A Miami-based nonprofit is taking a popular theme park to court for failing to reasonably accommodate attendees in its primary event space.
In April, Housing Opportunities Project for Excellence (HOPE) held its annual Miami-Dade County Fair Housing Month Celebration at Jungle Island’s Treetop Ballroom. Three of the event’s honorees required a ramp to access the Ballroom’s stage, due to their mobility disabilities.
To request the ramp, Jungle Island instructed HOPE to contact its catering and event management contractor, Ovations. The company, which recently changed it name to Spectra, charged them $2,261.
HOPE paid the money, but has since tried, unsuccessfully, to recoup the funds. Finally, on October 16, it filed a federal lawsuit in the U.S. District Court for the Southern District of Florida.
“You can’t surcharge a group for having persons with disabilities attend,” HOPE Attorney Matthew Dietz told the Maimi New Times. “It’s wrong, especially when they are the honorees.”
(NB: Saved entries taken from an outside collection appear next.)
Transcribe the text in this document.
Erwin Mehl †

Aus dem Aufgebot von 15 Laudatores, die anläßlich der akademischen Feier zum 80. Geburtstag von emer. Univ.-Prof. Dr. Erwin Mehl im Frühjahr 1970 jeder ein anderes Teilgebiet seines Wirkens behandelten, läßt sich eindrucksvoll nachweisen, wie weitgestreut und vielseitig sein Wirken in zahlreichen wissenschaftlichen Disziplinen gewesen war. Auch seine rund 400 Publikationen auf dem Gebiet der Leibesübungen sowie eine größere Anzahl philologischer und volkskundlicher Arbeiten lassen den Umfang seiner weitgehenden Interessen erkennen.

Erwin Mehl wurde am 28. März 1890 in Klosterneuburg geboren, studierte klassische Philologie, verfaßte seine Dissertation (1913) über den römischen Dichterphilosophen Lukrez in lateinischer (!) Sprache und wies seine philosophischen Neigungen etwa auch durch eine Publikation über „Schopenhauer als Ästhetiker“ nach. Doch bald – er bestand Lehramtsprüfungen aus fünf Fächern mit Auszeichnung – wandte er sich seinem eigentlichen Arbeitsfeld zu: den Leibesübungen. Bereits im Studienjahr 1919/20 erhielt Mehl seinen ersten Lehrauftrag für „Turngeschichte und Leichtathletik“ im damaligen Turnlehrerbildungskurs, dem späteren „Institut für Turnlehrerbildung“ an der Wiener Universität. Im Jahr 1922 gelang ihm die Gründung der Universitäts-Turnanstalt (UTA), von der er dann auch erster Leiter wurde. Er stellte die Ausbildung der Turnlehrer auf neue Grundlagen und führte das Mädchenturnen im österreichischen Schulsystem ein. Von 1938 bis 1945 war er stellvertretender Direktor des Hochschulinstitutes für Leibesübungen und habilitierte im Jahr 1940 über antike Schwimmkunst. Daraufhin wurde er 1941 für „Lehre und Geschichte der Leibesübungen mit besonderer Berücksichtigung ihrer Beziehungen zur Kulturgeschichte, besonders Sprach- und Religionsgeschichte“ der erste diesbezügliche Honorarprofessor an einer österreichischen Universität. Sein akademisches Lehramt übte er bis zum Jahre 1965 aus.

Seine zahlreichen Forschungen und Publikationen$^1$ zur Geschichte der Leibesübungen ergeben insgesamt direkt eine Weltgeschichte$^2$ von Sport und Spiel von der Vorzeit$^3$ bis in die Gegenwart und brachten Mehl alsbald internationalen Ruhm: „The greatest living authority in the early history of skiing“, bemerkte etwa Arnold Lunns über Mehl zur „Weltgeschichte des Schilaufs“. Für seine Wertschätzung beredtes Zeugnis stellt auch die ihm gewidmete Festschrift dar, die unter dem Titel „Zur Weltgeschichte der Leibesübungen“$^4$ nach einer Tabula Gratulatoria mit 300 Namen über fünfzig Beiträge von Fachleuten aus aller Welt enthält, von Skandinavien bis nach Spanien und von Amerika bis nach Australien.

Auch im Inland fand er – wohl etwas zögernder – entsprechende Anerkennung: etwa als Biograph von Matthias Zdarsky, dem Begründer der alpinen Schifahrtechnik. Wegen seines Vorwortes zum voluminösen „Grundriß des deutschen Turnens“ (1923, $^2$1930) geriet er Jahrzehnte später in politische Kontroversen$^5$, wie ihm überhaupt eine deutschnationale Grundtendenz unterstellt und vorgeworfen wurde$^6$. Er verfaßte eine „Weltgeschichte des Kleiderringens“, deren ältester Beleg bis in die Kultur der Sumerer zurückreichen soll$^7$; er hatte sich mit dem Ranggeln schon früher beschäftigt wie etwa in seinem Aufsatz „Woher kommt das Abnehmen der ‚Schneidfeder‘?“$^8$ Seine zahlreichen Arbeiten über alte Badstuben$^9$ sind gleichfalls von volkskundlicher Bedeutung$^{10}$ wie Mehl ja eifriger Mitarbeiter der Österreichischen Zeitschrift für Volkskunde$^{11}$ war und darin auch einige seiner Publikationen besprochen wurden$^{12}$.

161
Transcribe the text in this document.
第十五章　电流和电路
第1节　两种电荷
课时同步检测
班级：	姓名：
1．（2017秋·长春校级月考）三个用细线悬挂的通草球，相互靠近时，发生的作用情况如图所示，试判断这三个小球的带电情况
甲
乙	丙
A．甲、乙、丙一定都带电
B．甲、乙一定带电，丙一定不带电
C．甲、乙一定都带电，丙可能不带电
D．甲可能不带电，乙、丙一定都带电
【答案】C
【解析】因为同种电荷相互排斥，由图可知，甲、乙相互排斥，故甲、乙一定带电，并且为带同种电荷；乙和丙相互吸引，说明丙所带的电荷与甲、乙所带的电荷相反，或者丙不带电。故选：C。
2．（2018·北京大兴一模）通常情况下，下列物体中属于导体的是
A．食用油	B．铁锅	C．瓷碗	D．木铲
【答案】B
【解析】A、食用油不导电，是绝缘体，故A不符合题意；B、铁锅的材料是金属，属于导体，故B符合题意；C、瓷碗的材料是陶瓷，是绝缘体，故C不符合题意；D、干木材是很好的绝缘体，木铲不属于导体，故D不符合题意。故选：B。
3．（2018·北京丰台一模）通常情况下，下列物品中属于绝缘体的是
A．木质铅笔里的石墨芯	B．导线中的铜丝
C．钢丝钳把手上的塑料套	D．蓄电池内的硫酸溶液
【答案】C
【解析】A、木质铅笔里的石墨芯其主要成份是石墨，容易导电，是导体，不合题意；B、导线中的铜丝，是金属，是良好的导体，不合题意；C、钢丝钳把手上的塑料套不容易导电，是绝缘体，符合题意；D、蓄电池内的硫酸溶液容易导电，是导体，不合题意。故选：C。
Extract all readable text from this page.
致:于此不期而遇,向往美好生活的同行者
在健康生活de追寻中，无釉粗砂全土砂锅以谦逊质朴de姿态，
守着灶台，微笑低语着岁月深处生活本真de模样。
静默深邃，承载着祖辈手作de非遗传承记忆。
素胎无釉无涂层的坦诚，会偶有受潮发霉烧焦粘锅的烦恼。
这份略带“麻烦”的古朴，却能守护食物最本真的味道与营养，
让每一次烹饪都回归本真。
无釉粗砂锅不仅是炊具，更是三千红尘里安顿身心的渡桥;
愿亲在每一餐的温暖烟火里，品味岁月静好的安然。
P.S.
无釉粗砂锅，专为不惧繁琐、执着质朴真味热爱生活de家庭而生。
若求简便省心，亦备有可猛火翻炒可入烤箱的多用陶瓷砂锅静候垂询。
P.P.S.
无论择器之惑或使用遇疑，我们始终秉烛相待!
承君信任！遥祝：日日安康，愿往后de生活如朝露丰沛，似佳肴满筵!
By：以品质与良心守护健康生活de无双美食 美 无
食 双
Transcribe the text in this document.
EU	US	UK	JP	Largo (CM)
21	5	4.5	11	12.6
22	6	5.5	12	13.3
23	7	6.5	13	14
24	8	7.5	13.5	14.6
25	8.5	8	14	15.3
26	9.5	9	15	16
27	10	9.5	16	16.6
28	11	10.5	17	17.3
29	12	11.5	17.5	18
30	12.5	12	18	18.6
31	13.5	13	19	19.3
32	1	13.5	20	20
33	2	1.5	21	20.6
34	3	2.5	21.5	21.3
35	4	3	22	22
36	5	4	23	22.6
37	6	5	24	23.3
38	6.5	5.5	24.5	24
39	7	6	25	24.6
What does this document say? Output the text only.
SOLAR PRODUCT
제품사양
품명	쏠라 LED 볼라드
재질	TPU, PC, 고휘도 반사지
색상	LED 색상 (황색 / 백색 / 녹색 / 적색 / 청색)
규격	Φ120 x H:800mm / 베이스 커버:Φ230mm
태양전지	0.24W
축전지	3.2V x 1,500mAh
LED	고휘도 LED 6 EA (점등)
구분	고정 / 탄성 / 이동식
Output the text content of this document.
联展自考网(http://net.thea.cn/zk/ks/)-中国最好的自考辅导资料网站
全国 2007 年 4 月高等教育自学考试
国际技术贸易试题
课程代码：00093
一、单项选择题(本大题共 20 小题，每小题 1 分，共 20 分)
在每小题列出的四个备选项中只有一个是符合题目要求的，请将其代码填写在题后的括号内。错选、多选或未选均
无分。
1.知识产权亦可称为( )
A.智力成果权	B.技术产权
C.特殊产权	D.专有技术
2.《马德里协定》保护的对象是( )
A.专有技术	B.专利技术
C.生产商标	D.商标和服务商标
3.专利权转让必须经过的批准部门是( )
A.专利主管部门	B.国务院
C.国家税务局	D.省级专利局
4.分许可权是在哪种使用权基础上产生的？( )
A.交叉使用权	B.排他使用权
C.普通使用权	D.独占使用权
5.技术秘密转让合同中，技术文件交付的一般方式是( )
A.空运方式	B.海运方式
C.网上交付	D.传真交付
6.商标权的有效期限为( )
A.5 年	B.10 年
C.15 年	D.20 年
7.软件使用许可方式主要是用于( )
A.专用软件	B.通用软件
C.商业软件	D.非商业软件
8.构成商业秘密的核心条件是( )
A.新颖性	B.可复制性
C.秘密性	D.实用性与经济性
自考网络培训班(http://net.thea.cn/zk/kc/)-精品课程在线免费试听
As HOPE sees it, Jungle Island, which hosts hundreds of events in the space each year, must provide a ramp, free of charge, as a reasonable accommodation pursuant to the Americans with Disabilities Act and Section 504 of the Rehabilitation Act.
“If you had a bride in a wheelchair, is her wedding more expensive because she needs a ramp to get up on the riser?” HOPE President and CEO Keenya Robertson told the Daily Business Review.
A spoksesperson for Jungle Island told the Miami New Times that it has “purchased a ramp to have for future requests,” though HOPE President Robertson also allegedly was told in July the company would stop providing temporary staging at events altogether.
Jungle Island and Ovations, in addition to the city of Miami, which leases the space to the theme park, are named as defendants in the lawsuit.